Вот это последнее заблуждение все еще сидело в нас, мы все еще полагали, что принадлежим к Европе, что в разрезе традиции Достоевского нам предстоит ее спасти, открыть ей глаза на ее глупый либерализм и рационализм, то есть вообще научить и улучшить ее, вернуть куда-то назад, в какие-то добрые старые времена твердых установок, мистики и хоровых восторгов. Тут я имею в виду как раз наиболее либеральную, «афинскую», то есть аверинце-маниловскую часть нашей интеллигенции, которая и сегодня – да, и сегодня! – рассуждает таким же образом, выискивает на Западе наиболее твердых правителей, будь то Тэтчер, Рейган или Буш, приветствует любую «немягкость», любую войну «за правое дело» (иракскую войну, например)… Собакевическая же часть давно и с гораздо более проницательными ненавистью и отвращением поставила на Западе крест и наконец-то вспомнила о Византии, о которой ни Кожинов, ни Гачев, ни даже Сталин не вспомнили вовремя, чтобы до конца прояснить положение России в современном мире.
* * *
И вот, как только прозвучало слово «Византия» (как долго я подбирался к нему!), я оставляю в покое прошлое, моих усопших друзей и переношусь в настоящее, чтобы описать, как в прошлом году мы с женой на склоне лет все-таки съездили в Грецию. И если кто-то заметит, что мой рассказ продолжает ту же тему, которую я развивал на предыдущих страницах, то по крайней мере в нем не будет (надеюсь!) всяких философствований, а, напротив, один только упор на развлекательность…

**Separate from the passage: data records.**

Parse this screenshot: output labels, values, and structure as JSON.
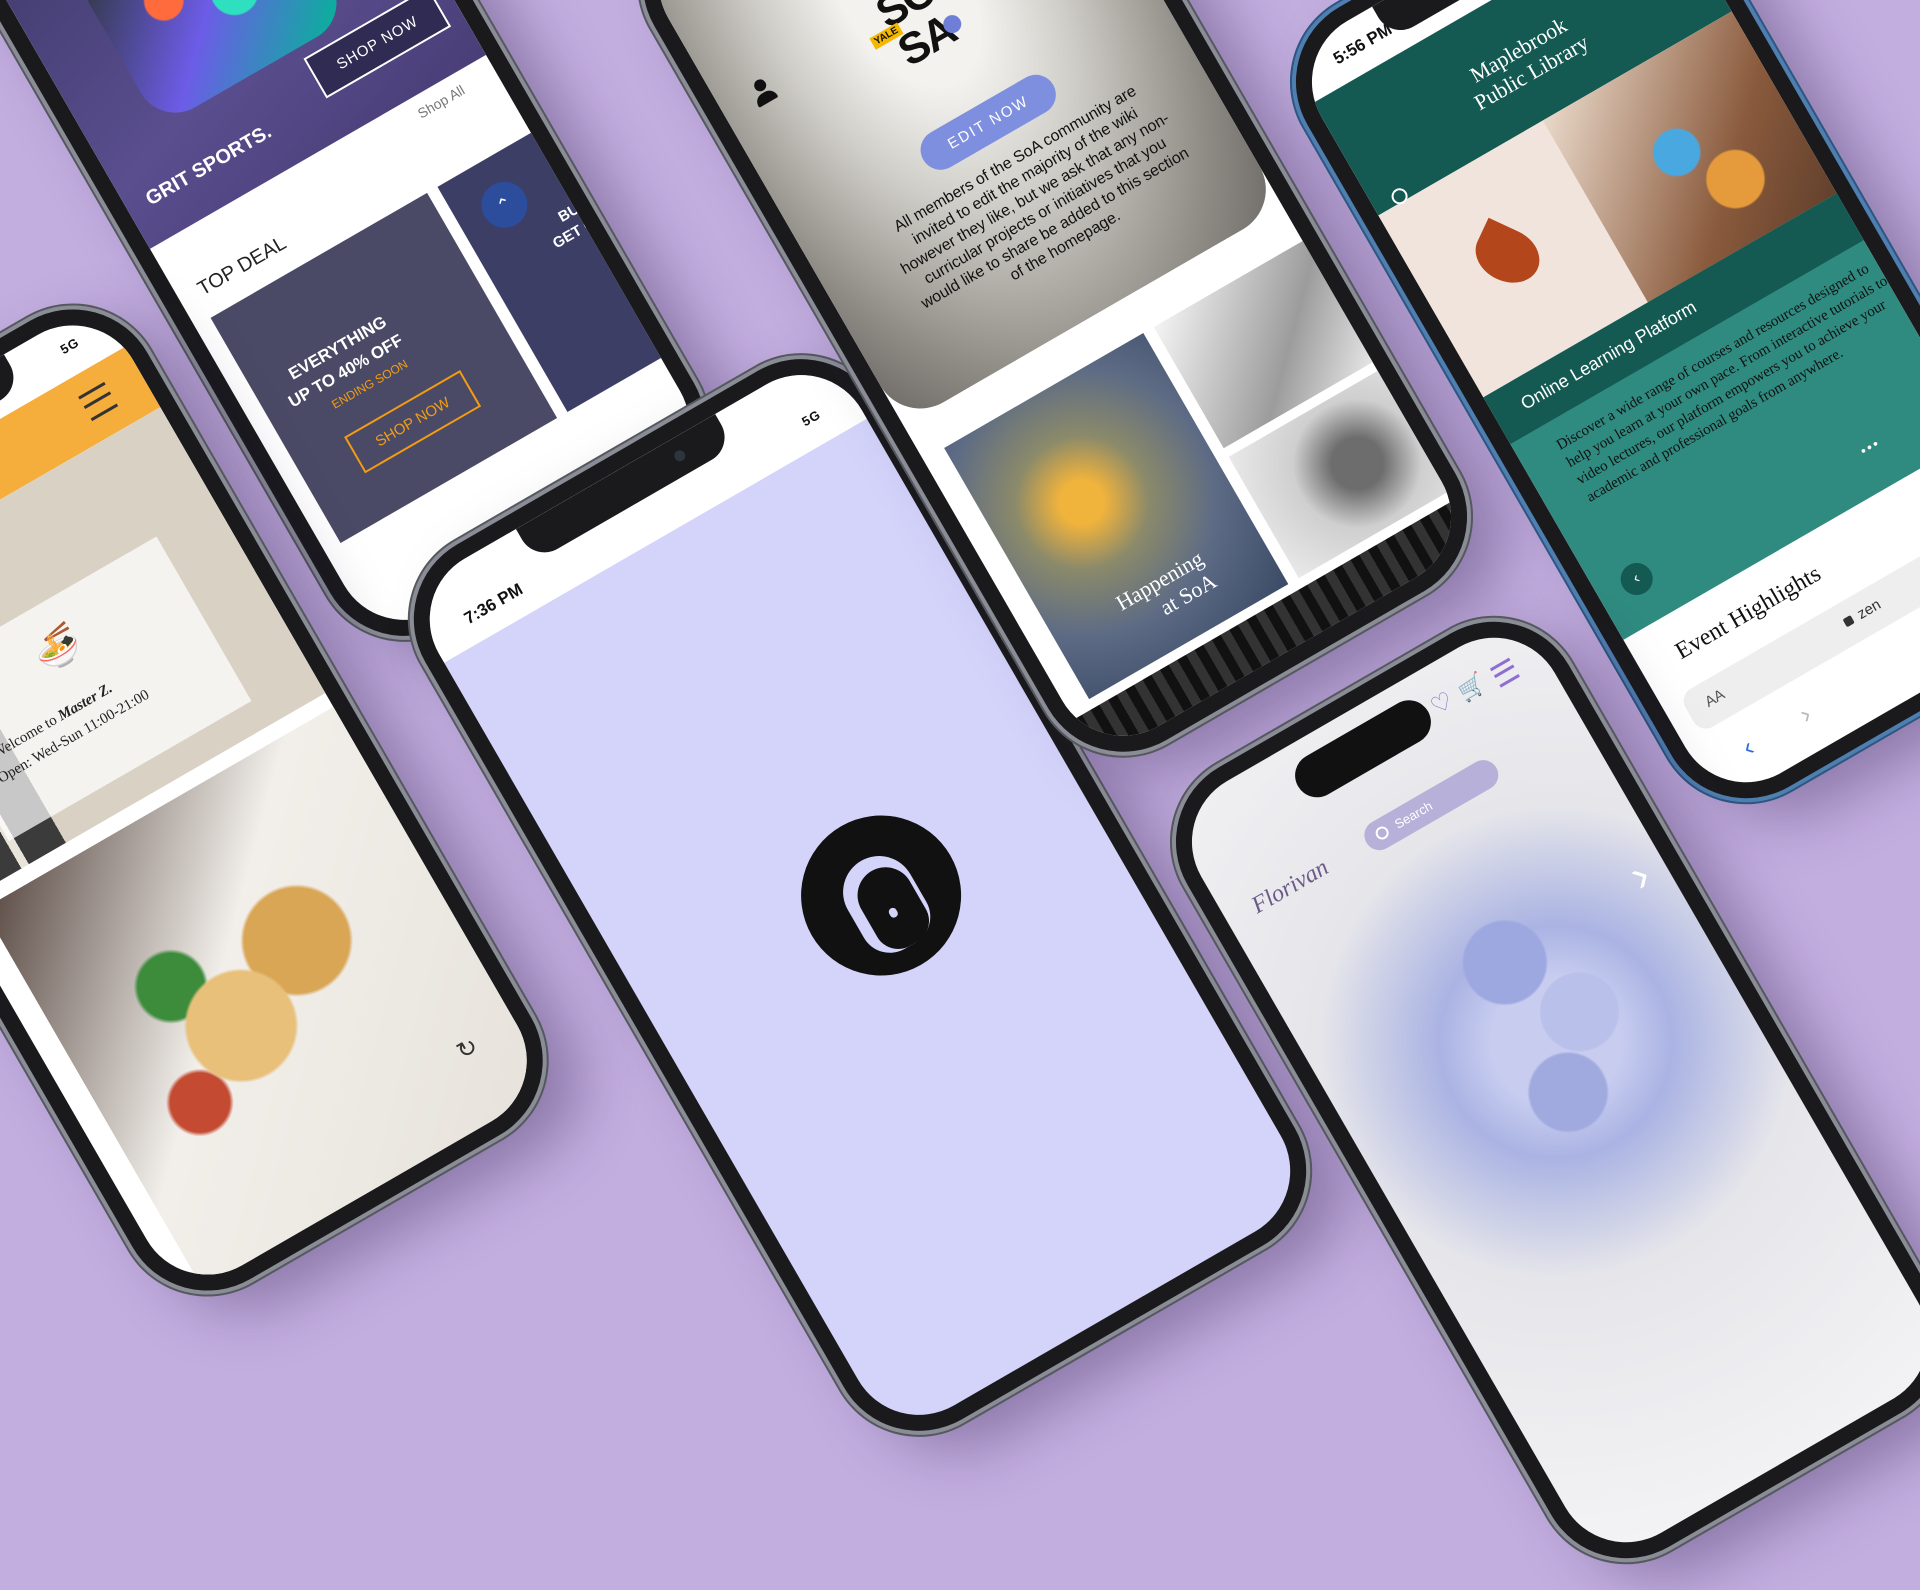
{
  "sports": {
    "hero_button": "SHOP NOW",
    "shop_all": "Shop All",
    "brand": "GRIT SPORTS.",
    "section_title": "TOP DEAL",
    "deal_line1": "EVERYTHING",
    "deal_line2": "UP TO 40% OFF",
    "deal_line3": "ENDING SOON",
    "deal_button": "SHOP NOW",
    "promo_line1": "BUY",
    "promo_line2": "GET ONE"
  },
  "restaurant": {
    "signal": "5G",
    "welcome_prefix": "Welcome to",
    "welcome_name": "Master Z.",
    "hours_label": "Open: Wed-Sun",
    "hours_time": "11:00-21:00"
  },
  "splash": {
    "time": "7:36 PM",
    "signal": "5G",
    "bg_color": "#d4d4fb"
  },
  "soa": {
    "logo_line1": "SO",
    "logo_line2": "SA",
    "logo_badge": "YALE",
    "edit_button": "EDIT NOW",
    "body": "All members of the SoA community are invited to edit the majority of the wiki however they like, but we ask that any non-curricular projects or initiatives that you would like to share be added to this section of the homepage.",
    "gallery_caption_line1": "Happening",
    "gallery_caption_line2": "at SoA"
  },
  "library": {
    "time": "5:56 PM",
    "title_line1": "Maplebrook",
    "title_line2": "Public Library",
    "card_title": "Online Learning Platform",
    "card_body": "Discover a wide range of courses and resources designed to help you learn at your own pace. From interactive tutorials to video lectures, our platform empowers you to achieve your academic and professional goals from anywhere.",
    "section_title": "Event Highlights",
    "url_text": "zen",
    "aa_label": "AA",
    "colors": {
      "teal_dark": "#145a53",
      "teal": "#2f8a80"
    }
  },
  "florist": {
    "brand": "Florivan",
    "search_placeholder": "Search"
  }
}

В последние годы туристические поездки в Европу стали мне трудны: семь-восемь часов в самолете, таскание багажа, аэропортные ожидания, пересадки… Кроме того, с возрастом появляются разные болячки, и два года назад нам пришлось отменить полет на Сицилию, к которому давно готовились и который был оформлен и оплачен за несколько месяцев вперед. Моя жена в течение года изрядно трудится, и я знаю, что в летнее отпускное время она любит поездки в другие страны, но что же делать, если возраст, и опасение заболеть в путешествии, и нужда следить за диетой… Неудавшаяся поездка на Сицилию провела как бы водораздел в моем сознании, и я покорился тому, что нам в Европу больше нет ходу. А что же еще есть, кроме Европы?
Но прошло два года, я приободрился, страх перелетов поутих, и снова усилилась тоска по Европе, которая никогда не исчезала, только ушла в подполье. А тут кто-то из друзей подсказал идею круиза на теплоходе. До сих пор я относился к такому заведомо туристическому способу путешествовать с презрением, а на этот раз мне открылась другая сторона: меня будут с комфортом возить по разным городам, не нужно никаких усилий и беспокойств для переездов. Тут был компромисс, потому что я прекрасно знал, что в круизах на береговые экскурсии уделяется мало времени, но теперь это было не так важно, как комфорт, а коли жена (она главный у нас турист) не возражала, то и я не возражал.
Тут мы стали думать, куда поехать. У жены весной пасхальные каникулы, это идеальное время, чтобы ехать на юг, на Сицилию или в Грецию. Я стал искать в интернете. Круизы по Сицилии не нашел, а Грецию нашел, теплоход назывался «Музыка» и уходил и приходил в Венецию – ага, тут и Италия подверстывалась. Насчет Греции у меня не было особенных конкретных желаний, но жена расписала, как мы будет заходить на разные острова, и названия кружили голову: Корфу, Лесбос, Миконос, Эгейское море, Ионическое море… Ну а кроме того, Афины с Парфеноном. Я помнил, как в конце девяностых, во время очередного приезда в Москву, Маша Касьян сказала мне, поднимая брови и улыбаясь так, будто перебирает пальцами:
– Но тут важен сам размер!..
(То есть размер Парфенона, который уже столько раз был увиден на открытках и в кино, но в реальности впечатляет совсем иначе.)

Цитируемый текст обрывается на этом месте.